Dance fans definitely remember Loïe Fuller, even though dance experts often consider her performances as exotic gimmicks.
Born in 1862, Fuller was indeed a theatre actress and worked in burlesque and vaudeville shows. She is mainly remembered as the creator of the iconic “Serpentine Dance”, characterised by sinuous weaving and spiralling movements.
The actress came up with her extraordinary dance movements during the rehearsals for Trip to Chinatown. Somebody had given her a translucent Chinese silk skirt and she discovered while dancing in front of a mirror that the skirt produced wonderful golden reflections and effects when hit by the sun.
The first performance she did using the garment wasn’t successful, but this experiment provided her interesting inspirations for her following shows.
As the years passed, Fuller – who was also a pioneer of theatrical lighting techniques and held patents for chemical compounds to create colour gel and use chemical salts for luminescent lighting and garments – regularly performed at the Folies Bergère, mesmerising her audiences.
The dancer would indeed create different shapes - from flowers to butterflies and flames - by moving in the darkness her fantastically coloured phosphorescent swaths of silk attached to a pair of hand-held wands.
You can get a better idea of what the "Serpentine Dance" looked like from this 1896 film by Auguste and Louis Lumière.
Fuller’s style started a trend, inspiring dancers such as Annabella (1897), Crissie Sheridan (1897) and Ameta (1903) and influencing early films.
Several films shot in black and white but hand-coloured in bright and vivid shades, featured performances of "Serpentine" or "Butterfly Dances", among them also the 1907 Italian film entitled Farfalle (Butterflies – often misspelled as ‘Farfale’) and shot by an anonymous director for the Cines production house.
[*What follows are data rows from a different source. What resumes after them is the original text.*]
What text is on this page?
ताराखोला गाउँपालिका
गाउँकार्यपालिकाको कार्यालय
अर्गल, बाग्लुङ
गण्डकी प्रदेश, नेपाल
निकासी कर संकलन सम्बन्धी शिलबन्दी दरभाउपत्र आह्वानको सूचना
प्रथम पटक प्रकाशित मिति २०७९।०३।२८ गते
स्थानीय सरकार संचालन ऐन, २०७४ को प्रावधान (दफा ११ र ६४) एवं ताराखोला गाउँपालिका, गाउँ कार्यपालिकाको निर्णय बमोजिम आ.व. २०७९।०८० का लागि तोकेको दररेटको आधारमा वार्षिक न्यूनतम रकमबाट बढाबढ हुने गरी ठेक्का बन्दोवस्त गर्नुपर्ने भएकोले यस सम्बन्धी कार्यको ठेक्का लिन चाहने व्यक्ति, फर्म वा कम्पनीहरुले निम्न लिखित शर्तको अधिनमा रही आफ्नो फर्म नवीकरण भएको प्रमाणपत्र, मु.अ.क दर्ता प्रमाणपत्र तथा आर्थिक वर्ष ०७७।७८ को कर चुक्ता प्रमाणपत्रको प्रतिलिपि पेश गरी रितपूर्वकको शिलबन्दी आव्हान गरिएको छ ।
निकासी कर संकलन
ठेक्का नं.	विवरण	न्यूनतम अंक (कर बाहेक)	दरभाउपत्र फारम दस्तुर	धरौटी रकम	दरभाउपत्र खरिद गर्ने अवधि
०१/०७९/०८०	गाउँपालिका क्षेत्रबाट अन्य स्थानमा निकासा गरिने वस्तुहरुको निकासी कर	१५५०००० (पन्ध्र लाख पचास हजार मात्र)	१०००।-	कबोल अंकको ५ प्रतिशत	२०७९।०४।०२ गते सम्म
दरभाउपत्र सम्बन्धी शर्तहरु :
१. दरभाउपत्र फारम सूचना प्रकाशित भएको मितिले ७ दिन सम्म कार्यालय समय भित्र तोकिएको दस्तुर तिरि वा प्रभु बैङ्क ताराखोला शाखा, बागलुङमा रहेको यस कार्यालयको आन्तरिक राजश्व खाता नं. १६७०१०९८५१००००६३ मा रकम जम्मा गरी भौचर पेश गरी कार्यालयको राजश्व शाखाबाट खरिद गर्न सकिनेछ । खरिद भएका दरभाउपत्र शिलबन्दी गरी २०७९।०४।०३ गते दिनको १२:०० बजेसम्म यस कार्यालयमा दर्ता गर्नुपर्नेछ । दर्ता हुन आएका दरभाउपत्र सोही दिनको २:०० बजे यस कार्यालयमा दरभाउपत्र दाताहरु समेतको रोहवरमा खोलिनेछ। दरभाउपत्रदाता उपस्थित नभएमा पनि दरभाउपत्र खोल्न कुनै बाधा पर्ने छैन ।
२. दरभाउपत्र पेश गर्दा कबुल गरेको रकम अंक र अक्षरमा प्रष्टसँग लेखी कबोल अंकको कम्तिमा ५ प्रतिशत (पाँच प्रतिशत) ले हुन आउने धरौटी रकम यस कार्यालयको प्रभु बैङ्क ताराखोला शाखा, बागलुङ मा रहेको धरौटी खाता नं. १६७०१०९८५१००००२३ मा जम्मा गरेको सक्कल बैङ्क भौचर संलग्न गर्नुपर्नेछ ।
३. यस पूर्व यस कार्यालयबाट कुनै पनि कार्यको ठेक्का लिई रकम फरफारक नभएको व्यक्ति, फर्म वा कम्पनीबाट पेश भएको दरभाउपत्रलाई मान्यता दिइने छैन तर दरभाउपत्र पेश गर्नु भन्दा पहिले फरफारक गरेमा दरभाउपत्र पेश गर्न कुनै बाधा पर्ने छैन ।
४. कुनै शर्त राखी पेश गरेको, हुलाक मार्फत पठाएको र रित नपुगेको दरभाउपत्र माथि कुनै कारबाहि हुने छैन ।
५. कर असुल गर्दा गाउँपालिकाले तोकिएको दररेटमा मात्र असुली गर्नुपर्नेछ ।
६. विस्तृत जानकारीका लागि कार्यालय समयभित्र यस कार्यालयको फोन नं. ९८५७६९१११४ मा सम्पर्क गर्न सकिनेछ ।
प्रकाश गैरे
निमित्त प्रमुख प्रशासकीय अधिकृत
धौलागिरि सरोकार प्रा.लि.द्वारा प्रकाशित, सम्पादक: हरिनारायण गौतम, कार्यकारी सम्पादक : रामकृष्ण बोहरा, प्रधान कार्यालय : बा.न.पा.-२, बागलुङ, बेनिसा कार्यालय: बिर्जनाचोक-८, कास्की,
The film starts with a rather awkward dance inspired by the Orient and Japan (an indirect reference maybe to Fuller’s Chinese dancers who were also the subject of one section of W.B. Yeats' poem Nineteen Hundred and Nineteen, though it should be remembered that Japanese exoticism was very popular in Italy at the end of the 1800s, as it was also proved by the success of operettas such as The Geisha by Sidney Jones, staged in Turin in 1897), though reminding in the movements and exaggerated gestures the style of the Commedia dell’Arte (improvisational theatre – popular since the 16th century in Italy).
As the story develops the short experimental film turns into a marvellously multicoloured surprise with human butterflies twirling on the screen.
Though Farfalle should be taken as a divertissement rather than a proper film, it was very influential.
Italian poet Guido Gozzano dedicated two poems to butterflies L'amico delle Crisalidi (The Chrysalids' Friend, 1912) and Messaggera Marzolina (March Messenger, 1916).
Gozzano also submitted a few ideas to the Italian production house Ambrosio for a documentary on the life of butterflies.
There was actually an early documentary shot on the subject entitled La vita delle farfalle (The Life of Butterflies, 1911) that won at the time an award for best scientific documentary, though film historians deny Gozzano was involved in it.
Nino Oxilia’s Rapsodia Satanica also features a colourful butterfly scene connecting the main actress Lyda Borelli to the metamorphosis theme and to Fuller's iconic performances.
Farfalle will be screened next week during the Fashion in Film Festival, but you can also watch it online on the European Film Treasures site. I'm sure its flashes of unexpected colour combinations and movements will prove very inspirational not only for fashion collections, but also for fashion presentations and catwalk shows. Enjoy!